足の爪は健康のバロメータ

伊藤 死んだ夫が、靴の文化の人だったでしょう。かがめない、爪が切れなくなった、って言ってきたときは、足の爪がすでに白く固まって盛り上がった肥厚爪になってた。私がその足をお湯でふやかして、ケアしてあげるようになった頃から、目に見えて衰えていった気がする。

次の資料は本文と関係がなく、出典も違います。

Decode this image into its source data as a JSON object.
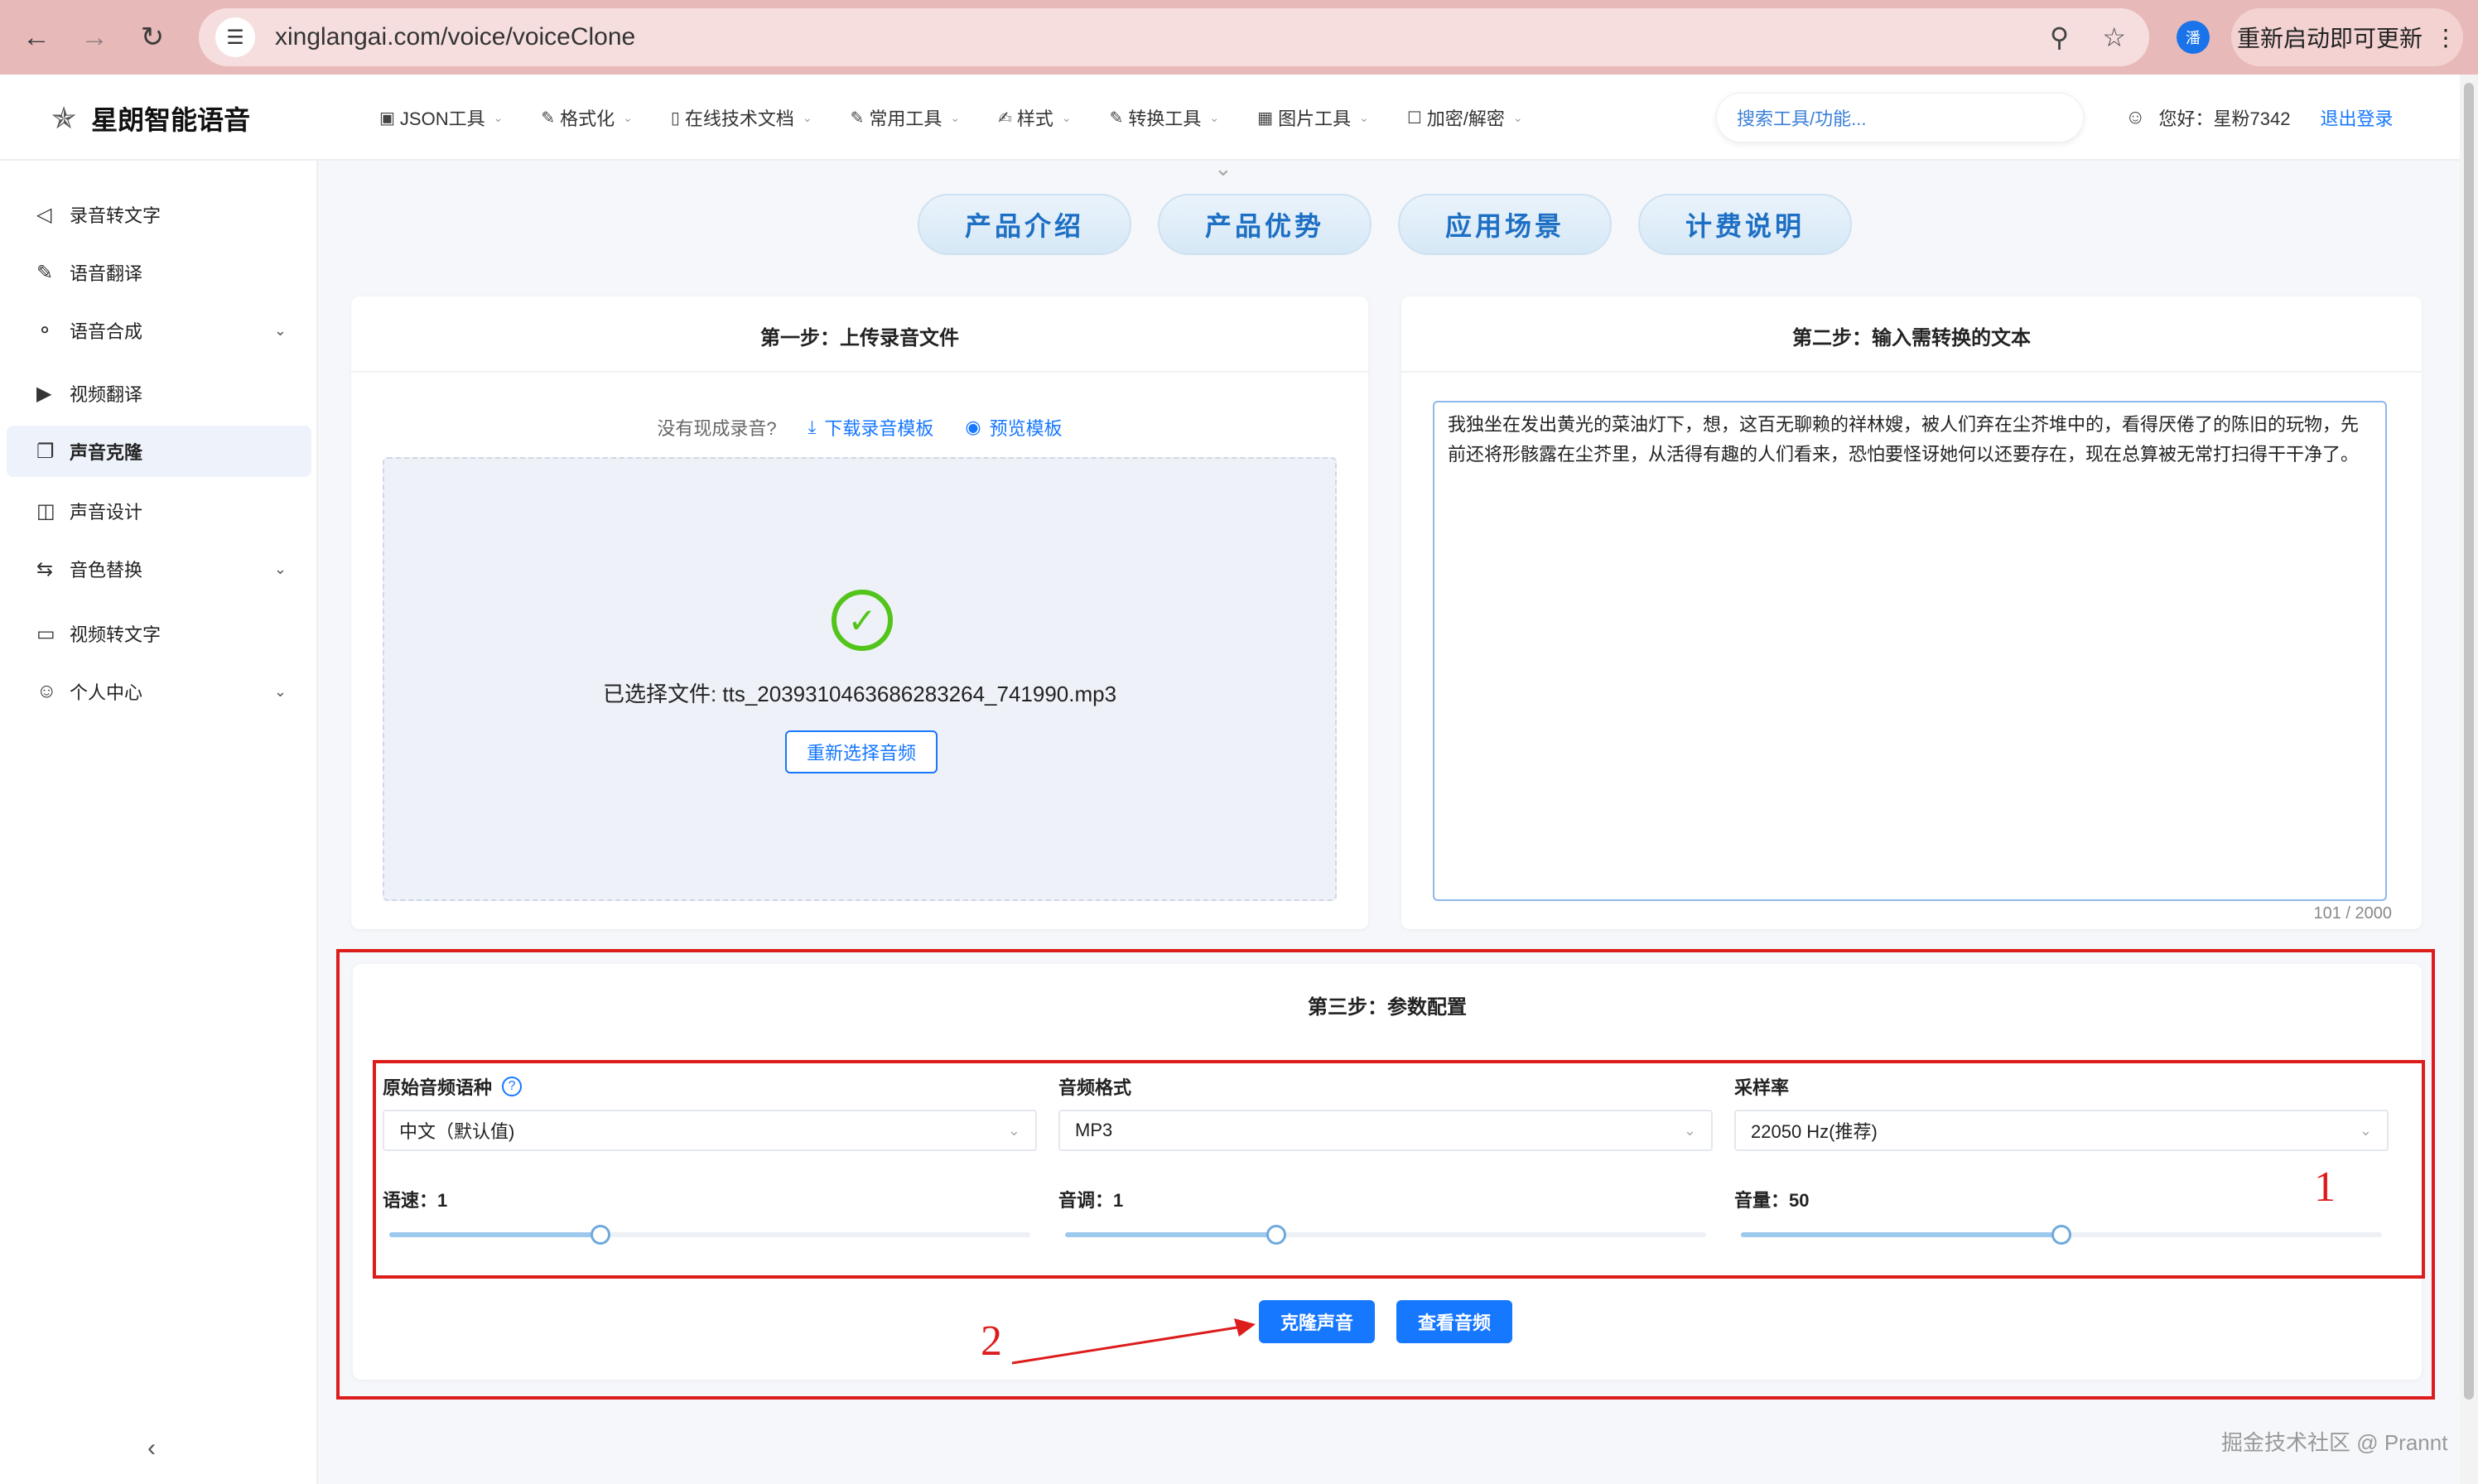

阿川 私の母も巻き爪でしたね。私にも少し、ある。歩くのに困るというほどではないけど。

阿川佐和子
阿川佐和子さん(撮影:枦木功)

伊藤 足の爪は高齢者にとって健康のバロメータですよ。私はね、母が短期間で寝たきりになってしまったのを見ているから、備えなければっていう意識が強くて。母は最初左手が、次に右足が……って、1週間に1か所ずつダメになっていって、あっという間に全身マヒになったの。かろうじてしゃべることはできて、自分でご飯は食べられる。死ぬ直前まで、そういう状態で過ごしました。

阿川 それはつらかったですねえ。

伊藤 テレビも見られないし、本も読めない。私、あの死に方はイヤだなあーって思うから……今、寸暇を惜しんで「ズンバ」やってます。アメリカにいたときの主治医にも、その頃はまだ糖尿病の予備軍だったんだけど、あなたはDNA的にも必ず糖尿病になるから、せめてズンバは欠かさずにって言われていたから。日本に帰ってきて、すごくいい先生に出会ったからズンバを再開したの。今は空き時間があれば、レッスンを入れてる。有酸素運動だけど筋力トレーニング、体幹トレーニングにもなってます。

阿川 見ていても、伊藤さん、すごく元気でイキイキされてるもん。信頼できる先生に会えたっていうのは幸せね。